De plus, le scoutisme ne réserve pas sa méthode à la vie de troupe, mais il estime que ses procédés peuvent servir à toute éducation chrétienne. Le père Sevin en explique bien les possibilités d’application à un collège dans Le Scoutisme . Mais cette pédagogie peut aussi s’appliquer en famille. “Un projet national : l’Union des familles SdF […], destinée d’abord aux parents de nos garçons, et ensuite susceptible de s’étendre à tous les foyers où l’on serait désireux d’appliquer les mêmes principes d’éducation et les mêmes maximes de vie morale personnelle […]  Proposer aux parents d’adopter la loi scoute comme code moral de la maison et de donner eux-mêmes à leurs enfants l’exemple de son observation” (in Le Chef n°11-12, janv.-févr.1923, p.165). Ce projet germe alors que la Fédération existe depuis à peine trois ans, mais, finalement, il n’est jamais mis à exécution officiellement, même si certains parents appliquent plus ou moins la pédagogie scoute. Une telle initiative aurait plutôt dû attendre qu’arrivent à l’âge de parents d’anciens scouts. C’est ce qui arrive du côté féminin en 1937. “La patrouille Notre-Dame est composée d’une vingtaine de cheftaines ou guides mariées, et femmes de chefs; toutes mamans de très petits enfants. Les réunions sont mensuelles […], essai d’application de l’esprit et de la loi scoute dans un programme de vie” (La page des cheftaines, in Le Chef de janv.1937, p.31). L’esprit scout, dans la vie de famille, n’implique pas seulement que chacun vive selon la loi scoute et que les parents en donnent le bon exemple, mais intervient dans la façon même d’éduquer qui, si elle exige une obéissance sans réplique, cherche à responsabiliser l’enfant en lui témoignant une confiance a priori.

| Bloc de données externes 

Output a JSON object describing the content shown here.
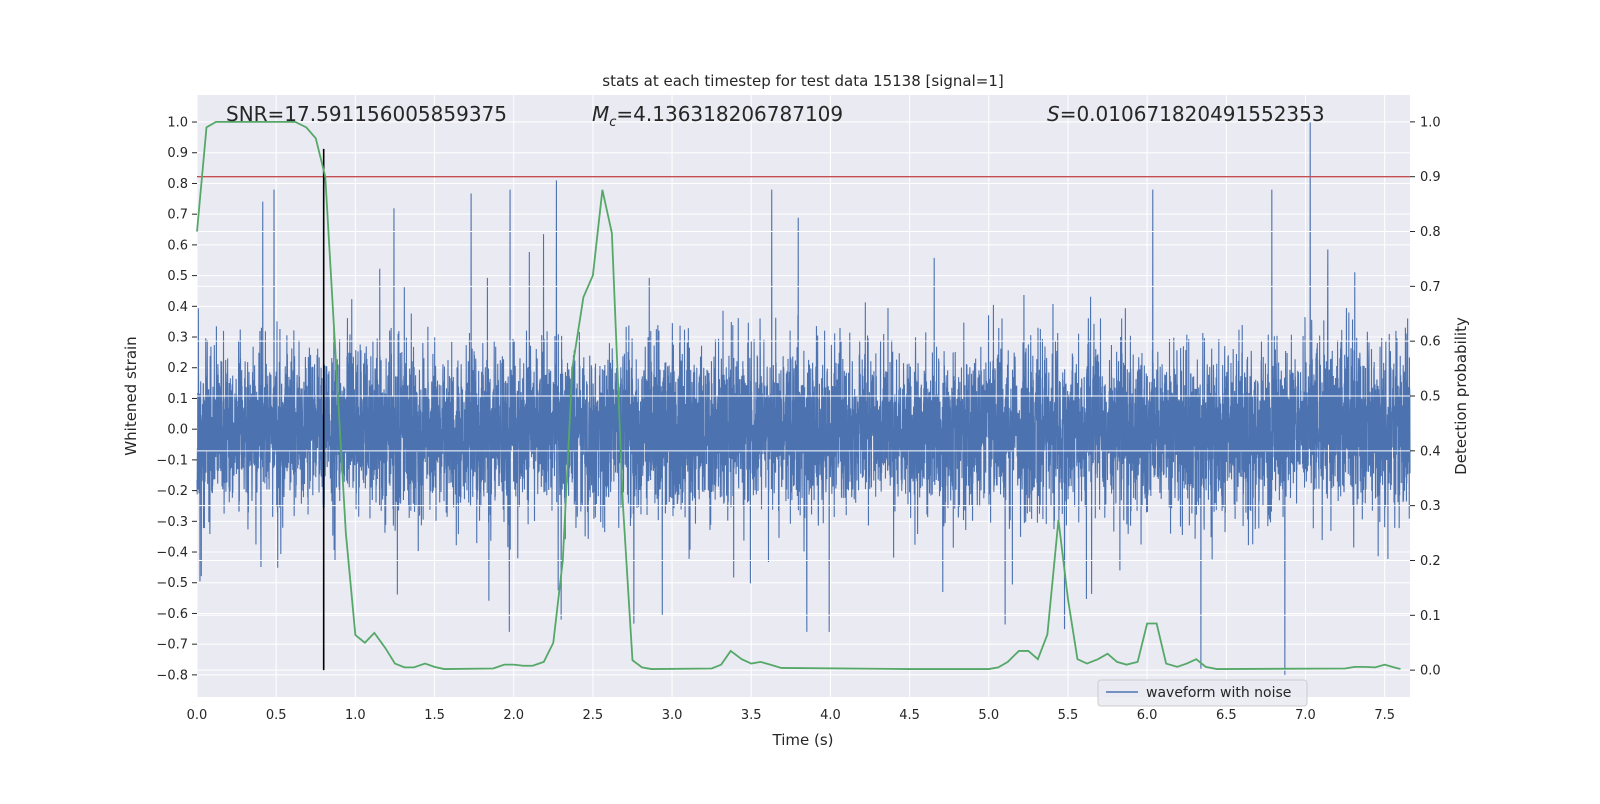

De toute façon, les SdF entendent bien coopérer avec les familles dans la formation, et non pas prendre le monopole de l’influence sur l’adolescent. “Notre rôle est déjà assez beau d’être des auxiliaires , serviteurs et troupes de renfort de l’Eglise, de la famille et de la grande maison française, et d’avoir notre rang parmi les différents moyens de produire de meilleurs chrétiens, de meilleurs fils, de meilleurs citoyens” (Père Sevin, s.j., in Le Chef n°49, janv.1928, p.52-53). Car, selon la conception catholique de la société, l’éducation revient naturellement à la famille. C’est pourquoi toute pédagogie, si elle aide la famille dans sa fonction propre, ne peut ni ne doit aucunement la remplacer. “Il faut aussi signaler combien le scoutisme se préoccupe de collaborer très étroitement avec les familles pour l’œuvre d’éducation […] Les dernières journées nationales des SdF à >Strasbourg, en novembre 1933 comportaient dans leur programme l’étude approfondie de la collaboration du scoutisme avec la famille” (Mgr. Dubourg, in Le Chef n°115, jt.1934, p.379). Un congrès entier de chefs porte donc sur le sujet. La formation scoute ne peut pas se faire sans le soutien des parents. “Nous ne devons pas admettre qu’un enfant trompe ses parents pour appartenir à notre mouvement, pour assister à nos réunions, pour nous rendre plus de services” (Mgr. Lavarenne, La prière des chefs, coll° “La vie intérieure pour notre temps”, Bloud et Gay, 1937, p.57). Saper l’autorité parentale contredit en effet la loi scoute, et l’adolescent serait perdu si on lui conseillait de nier un article de la loi pour mieux appliquer les autres. De plus, un motif religieux s’ajoute à ce simple bon sens pédagogique, car les parents, quels qu’ils soient, sont attribués par la Providence divine : il faut donc leur obéir à eux avant toute autre personne.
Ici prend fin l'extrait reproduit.